O bêbado riu, cambaleou até a porta e recomeçou seu discurso:

-- Bêbados! Eis a alma do homem: uma alma embriagada de prazeres idiotas, ódios infantis, interesses gananciosos. Homens são a escória do mundo...

-- Você é um deles, pingão...

-- E você também —respondeu o bêbado – mas não tem consciência da espécie que somos.

-- Há homens diferentes. Eu sou um homem são, viril e trabalhador. Você é um fraco, perdulário e perdido...

-- Homem é homem em todo o lugar e todos são fracos...

-- Você vai dizer que é a pinga que os faz fortes?—replicou um rapaz

-- Ela só atenua os sofrimentos... —diz o bêbado.

-- Os seus e os da humanidade toda?

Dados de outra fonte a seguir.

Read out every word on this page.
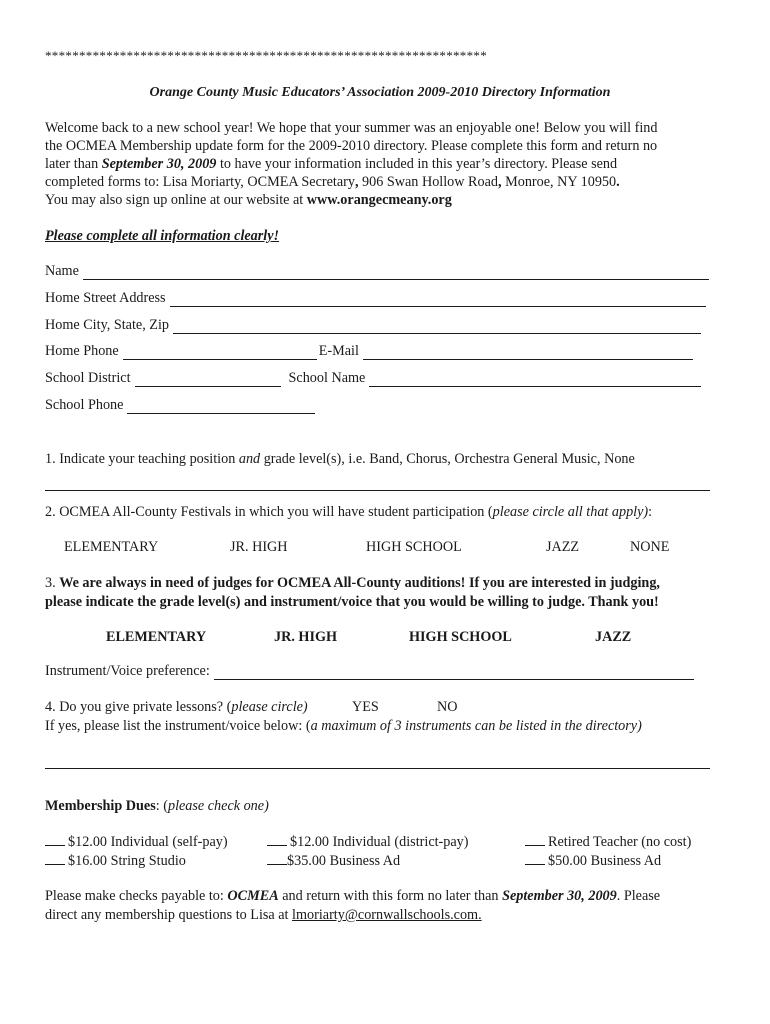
*****************************************************************
Orange County Music Educators’ Association 2009-2010 Directory Information

Welcome back to a new school year! We hope that your summer was an enjoyable one! Below you will find

the OCMEA Membership update form for the 2009-2010 directory. Please complete this form and return no

later than September 30, 2009 to have your information included in this year’s directory. Please send

completed forms to: Lisa Moriarty, OCMEA Secretary, 906 Swan Hollow Road, Monroe, NY 10950.

You may also sign up online at our website at www.orangecmeany.org

Please complete all information clearly!
Name
Home Street Address
Home City, State, Zip
Home Phone	E-Mail
School District	School Name
School Phone
1. Indicate your teaching position and grade level(s), i.e. Band, Chorus, Orchestra General Music, None
2. OCMEA All-County Festivals in which you will have student participation (please circle all that apply):
ELEMENTARY	JR. HIGH	HIGH SCHOOL	JAZZ	NONE
3. We are always in need of judges for OCMEA All-County auditions! If you are interested in judging,
please indicate the grade level(s) and instrument/voice that you would be willing to judge. Thank you!
ELEMENTARY	JR. HIGH	HIGH SCHOOL	JAZZ
Instrument/Voice preference:
4. Do you give private lessons? (please circle)	YES	NO
If yes, please list the instrument/voice below: (a maximum of 3 instruments can be listed in the directory)
Membership Dues: (please check one)
$12.00 Individual (self-pay)	$12.00 Individual (district-pay)	Retired Teacher (no cost)
$16.00 String Studio	$35.00 Business Ad	$50.00 Business Ad
Please make checks payable to: OCMEA and return with this form no later than September 30, 2009. Please
direct any membership questions to Lisa at lmoriarty@cornwallschools.com.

Você carrega a humanidade nos ombros?

-- Sou um membro dela... —diz o bêbado, que pára e olha atentamente para o rapaz...

-- E, por isso, pode achar que a pinga consegue atenuar os sentimentos de todos? – continua o rapaz...

-- Pelo menos os meus...

-- É. Vejo que você se dá muita importância, a ponto de poder julgar toda uma espécie. .Quem é você?—prossegue o infatigável rapaz...

-- Bravo, uma briga de intelectuais: um cheirando a pinga e outro cheirando a leite... —grita o marinheiro e o bar todo cai na risada.

O rapaz e o bêbado nem ouviram a bobagem dita pelo marinheiro...

-- Sou um homem amargurado - diz o bêbado.

-- E culpa a humanidade pelos seus erros? Ou pelos erros dos outros? – replica o rapaz.

-- Não culpo ninguém. Só digo que os homens são fracos. São uma escória...

-- Com que legitimidade? Quem é você para julgar toda uma espécie animal somente pelos seus erros e dos que lhe são próximos?

-- Com a legiti... —o bêbado gagueja – titimidade de ser um homem e ter vivido muito...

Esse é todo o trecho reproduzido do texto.